A Job has a very simple life-cycle by design. Its "Completed" state is final, very much similar to the "Destroyed" state of the Android Activity
. So, a parent Job
is best to be associated with an Activity
, as explained in the guide. You should cancel a parent job if and only if the activity is destroyed. Because a destroyed activity cannot be reused, you'll never run into the need to reuse its job.
The recommended approach to starting the work on each click is by using actors, because they help you avoid unneccesary concurrency. The guide shows how to start them on each click, but it does not show how to cancel a currently running action.
You will need a fresh instance of Job
in a combination with withContext
to make a block of code cancellable separately from everything else:
fun View.onClick(action: suspend () -> Unit) {
var currentJob: Job? = null // to keep a reference to the currently running job
// launch one actor as a parent of the context job
// actor prevent concurrent execution of multiple actions
val eventActor = actor<Unit>(contextJob + UI, capacity = Channel.CONFLATED) {
for (event in channel) {
currentJob = Job(contextJob) // create a new job for this action
try {
// run an action within its own job
withContext(currentJob!!) { action() }
} catch (e: CancellationException) {
// we expect it to be cancelled and just need to continue
}
}
}
// install a listener to send message to this actor
setOnClickListener {
currentJob?.cancel() // cancel whatever job we were doing now (if any)

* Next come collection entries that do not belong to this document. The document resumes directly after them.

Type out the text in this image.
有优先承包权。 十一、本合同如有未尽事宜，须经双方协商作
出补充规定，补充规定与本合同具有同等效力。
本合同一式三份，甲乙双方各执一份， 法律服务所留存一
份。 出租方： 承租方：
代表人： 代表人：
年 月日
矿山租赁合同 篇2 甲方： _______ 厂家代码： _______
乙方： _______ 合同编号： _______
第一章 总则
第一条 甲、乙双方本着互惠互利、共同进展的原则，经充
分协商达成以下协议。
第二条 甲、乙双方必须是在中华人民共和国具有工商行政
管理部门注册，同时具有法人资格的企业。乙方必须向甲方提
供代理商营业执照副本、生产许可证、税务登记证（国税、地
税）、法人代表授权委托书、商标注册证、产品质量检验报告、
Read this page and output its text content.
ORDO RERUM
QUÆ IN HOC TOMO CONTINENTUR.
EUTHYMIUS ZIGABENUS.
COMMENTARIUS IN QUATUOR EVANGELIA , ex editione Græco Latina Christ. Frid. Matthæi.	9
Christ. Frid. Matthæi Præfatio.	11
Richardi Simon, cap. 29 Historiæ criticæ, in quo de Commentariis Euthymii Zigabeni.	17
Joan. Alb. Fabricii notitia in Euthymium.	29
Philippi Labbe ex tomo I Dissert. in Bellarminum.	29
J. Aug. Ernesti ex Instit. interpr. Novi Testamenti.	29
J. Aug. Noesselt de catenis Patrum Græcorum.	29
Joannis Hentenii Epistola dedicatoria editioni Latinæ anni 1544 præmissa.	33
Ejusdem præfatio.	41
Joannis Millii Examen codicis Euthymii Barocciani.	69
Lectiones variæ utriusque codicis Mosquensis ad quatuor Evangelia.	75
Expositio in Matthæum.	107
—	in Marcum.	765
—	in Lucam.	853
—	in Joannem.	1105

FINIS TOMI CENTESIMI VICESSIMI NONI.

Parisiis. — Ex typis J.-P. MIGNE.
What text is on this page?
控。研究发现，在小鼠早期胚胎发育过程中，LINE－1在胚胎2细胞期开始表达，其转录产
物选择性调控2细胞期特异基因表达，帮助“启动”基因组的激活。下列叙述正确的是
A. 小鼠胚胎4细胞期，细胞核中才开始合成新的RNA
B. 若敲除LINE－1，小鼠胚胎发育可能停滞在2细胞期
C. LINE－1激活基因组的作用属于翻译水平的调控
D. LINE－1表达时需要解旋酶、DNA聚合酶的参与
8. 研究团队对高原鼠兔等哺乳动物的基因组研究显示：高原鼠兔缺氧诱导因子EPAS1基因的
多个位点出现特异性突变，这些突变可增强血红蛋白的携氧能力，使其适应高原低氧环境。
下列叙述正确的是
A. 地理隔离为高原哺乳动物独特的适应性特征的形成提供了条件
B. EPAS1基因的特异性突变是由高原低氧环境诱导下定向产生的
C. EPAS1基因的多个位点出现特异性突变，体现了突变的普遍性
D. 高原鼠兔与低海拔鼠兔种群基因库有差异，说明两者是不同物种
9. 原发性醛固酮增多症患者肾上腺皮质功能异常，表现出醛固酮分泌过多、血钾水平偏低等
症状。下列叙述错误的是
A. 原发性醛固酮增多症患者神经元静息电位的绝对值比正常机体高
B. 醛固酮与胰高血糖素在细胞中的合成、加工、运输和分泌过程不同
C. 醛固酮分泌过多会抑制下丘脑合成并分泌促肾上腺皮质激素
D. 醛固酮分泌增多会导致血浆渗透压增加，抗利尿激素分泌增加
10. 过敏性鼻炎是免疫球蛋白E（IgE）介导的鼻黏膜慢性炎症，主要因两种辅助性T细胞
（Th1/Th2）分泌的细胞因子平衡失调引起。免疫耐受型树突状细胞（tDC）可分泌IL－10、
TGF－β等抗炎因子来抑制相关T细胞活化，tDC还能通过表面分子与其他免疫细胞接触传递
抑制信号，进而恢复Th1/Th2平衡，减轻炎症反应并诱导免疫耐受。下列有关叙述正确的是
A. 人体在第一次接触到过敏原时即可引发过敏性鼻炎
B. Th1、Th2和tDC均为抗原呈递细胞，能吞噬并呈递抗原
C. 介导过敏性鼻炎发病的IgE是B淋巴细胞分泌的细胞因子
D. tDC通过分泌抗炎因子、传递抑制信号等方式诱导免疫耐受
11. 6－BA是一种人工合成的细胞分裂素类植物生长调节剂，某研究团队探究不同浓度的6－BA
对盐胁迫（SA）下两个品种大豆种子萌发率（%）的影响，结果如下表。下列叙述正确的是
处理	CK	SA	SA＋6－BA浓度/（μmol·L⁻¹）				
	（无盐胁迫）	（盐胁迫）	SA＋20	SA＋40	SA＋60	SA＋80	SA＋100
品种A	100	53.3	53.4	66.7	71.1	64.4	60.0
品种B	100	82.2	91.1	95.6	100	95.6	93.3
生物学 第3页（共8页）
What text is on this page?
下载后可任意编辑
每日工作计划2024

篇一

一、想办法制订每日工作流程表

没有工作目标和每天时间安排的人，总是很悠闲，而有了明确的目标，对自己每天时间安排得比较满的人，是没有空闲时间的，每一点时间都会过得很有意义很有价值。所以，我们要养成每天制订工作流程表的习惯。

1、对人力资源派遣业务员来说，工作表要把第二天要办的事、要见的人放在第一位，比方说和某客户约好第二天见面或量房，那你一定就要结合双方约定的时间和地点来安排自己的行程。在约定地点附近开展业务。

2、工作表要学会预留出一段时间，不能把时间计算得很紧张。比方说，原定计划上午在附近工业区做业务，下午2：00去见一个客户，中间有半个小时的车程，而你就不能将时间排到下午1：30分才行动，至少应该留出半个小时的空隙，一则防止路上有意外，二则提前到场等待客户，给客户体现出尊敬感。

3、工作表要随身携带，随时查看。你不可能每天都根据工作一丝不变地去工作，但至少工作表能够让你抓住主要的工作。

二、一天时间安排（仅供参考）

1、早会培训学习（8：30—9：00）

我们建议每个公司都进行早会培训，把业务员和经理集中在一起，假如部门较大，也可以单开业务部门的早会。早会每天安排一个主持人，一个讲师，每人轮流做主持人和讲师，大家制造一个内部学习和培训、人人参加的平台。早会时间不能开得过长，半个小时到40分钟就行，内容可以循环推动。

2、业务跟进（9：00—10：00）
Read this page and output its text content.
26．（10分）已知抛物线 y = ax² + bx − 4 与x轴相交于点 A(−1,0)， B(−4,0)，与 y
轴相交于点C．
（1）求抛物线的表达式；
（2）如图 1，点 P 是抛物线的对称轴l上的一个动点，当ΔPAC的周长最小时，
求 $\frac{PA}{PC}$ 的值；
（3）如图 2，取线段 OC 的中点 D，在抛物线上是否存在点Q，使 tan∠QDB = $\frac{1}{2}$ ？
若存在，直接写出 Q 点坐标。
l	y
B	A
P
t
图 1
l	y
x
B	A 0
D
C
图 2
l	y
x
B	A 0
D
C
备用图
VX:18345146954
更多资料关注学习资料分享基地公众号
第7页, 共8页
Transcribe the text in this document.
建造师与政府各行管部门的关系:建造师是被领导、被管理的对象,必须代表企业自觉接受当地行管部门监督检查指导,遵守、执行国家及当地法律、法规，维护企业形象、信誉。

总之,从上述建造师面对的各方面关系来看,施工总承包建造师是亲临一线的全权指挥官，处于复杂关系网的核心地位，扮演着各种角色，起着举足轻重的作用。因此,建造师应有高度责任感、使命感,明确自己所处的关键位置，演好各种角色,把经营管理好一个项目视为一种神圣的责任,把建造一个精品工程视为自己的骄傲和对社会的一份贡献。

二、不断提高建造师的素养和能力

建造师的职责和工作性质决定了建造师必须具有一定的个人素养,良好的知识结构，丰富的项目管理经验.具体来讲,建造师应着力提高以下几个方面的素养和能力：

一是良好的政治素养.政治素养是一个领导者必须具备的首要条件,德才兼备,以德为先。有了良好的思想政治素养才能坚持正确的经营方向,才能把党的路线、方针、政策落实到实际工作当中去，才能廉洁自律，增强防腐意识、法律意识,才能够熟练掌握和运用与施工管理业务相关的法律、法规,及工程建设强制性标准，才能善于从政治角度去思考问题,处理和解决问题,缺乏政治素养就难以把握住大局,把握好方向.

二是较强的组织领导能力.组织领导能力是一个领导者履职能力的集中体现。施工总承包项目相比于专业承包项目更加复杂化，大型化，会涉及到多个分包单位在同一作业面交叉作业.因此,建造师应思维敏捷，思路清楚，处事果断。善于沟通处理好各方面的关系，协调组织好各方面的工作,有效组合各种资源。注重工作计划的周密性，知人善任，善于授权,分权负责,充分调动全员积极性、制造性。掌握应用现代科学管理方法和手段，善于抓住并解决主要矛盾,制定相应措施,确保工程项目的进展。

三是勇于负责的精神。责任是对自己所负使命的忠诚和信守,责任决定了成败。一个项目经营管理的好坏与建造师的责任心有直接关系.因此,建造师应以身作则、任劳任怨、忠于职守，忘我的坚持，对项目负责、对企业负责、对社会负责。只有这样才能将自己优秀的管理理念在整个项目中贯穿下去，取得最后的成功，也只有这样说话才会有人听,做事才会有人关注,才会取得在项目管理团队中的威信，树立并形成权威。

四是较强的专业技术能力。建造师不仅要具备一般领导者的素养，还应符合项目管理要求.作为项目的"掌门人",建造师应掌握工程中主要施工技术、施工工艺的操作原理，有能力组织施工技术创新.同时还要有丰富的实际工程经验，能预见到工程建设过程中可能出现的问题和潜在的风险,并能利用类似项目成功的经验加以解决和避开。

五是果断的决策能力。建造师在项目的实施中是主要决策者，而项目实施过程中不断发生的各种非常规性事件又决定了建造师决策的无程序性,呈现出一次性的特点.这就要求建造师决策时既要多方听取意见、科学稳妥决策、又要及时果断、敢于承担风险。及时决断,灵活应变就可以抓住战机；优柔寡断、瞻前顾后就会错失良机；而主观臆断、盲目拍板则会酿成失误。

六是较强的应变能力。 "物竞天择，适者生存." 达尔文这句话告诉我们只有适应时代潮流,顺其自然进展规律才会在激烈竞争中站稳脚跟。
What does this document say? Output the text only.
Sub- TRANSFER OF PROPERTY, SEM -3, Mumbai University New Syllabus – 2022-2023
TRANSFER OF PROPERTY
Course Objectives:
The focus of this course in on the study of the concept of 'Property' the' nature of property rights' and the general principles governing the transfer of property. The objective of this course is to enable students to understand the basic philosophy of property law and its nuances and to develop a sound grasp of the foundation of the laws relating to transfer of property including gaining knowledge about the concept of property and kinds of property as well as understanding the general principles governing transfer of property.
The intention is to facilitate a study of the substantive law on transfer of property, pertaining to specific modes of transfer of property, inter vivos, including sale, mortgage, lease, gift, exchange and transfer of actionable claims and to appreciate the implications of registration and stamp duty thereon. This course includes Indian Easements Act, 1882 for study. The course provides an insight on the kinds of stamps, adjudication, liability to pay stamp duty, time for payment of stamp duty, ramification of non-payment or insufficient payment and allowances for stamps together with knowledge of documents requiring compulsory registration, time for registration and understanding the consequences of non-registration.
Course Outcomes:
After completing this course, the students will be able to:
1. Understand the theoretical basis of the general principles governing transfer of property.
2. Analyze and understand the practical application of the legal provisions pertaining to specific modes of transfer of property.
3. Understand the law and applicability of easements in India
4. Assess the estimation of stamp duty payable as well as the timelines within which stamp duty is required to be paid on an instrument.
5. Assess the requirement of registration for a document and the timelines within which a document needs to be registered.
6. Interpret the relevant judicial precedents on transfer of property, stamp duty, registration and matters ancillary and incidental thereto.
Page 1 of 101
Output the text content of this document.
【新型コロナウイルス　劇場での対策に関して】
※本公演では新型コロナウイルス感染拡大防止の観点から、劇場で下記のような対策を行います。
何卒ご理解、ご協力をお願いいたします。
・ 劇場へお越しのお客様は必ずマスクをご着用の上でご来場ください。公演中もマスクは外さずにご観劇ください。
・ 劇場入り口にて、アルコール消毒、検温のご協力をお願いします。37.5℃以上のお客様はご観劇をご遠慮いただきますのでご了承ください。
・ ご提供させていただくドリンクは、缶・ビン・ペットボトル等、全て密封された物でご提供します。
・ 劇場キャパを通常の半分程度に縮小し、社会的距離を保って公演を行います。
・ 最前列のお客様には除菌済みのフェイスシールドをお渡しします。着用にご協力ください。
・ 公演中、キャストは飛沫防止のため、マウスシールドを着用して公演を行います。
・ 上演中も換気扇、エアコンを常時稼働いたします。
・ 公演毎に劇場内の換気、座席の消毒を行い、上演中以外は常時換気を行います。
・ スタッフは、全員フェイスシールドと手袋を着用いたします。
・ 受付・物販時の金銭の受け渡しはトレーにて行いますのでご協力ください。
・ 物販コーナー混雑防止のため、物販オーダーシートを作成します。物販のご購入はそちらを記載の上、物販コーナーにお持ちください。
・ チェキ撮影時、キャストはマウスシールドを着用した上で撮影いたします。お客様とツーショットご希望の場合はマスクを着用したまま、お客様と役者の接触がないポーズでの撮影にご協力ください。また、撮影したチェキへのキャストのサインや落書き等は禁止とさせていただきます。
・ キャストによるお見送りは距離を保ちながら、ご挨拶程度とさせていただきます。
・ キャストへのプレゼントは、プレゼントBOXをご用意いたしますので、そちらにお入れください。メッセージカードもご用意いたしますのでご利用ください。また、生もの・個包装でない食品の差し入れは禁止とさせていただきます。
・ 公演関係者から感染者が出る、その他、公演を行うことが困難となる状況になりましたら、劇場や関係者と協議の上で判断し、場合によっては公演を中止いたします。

eventActor.offer(Unit) // signal to start next action when possible
}
}
An actor is always active until its parent job (attached to an activity) is cancelled. An actor waits for clicks and starts an action
on each click. However, each invocation of an action
is wrapped into its own Job
using withContext
block, so that it can be cancelled separately from its parent job.
Note, that this code gracefully works for actions that are non-cancellable or just take some time to cancel. An action might need to cleanup its resources when it is cancelled, and, because this code uses an actor, it ensures that the cleanup of the previous action is finished before the next one is started.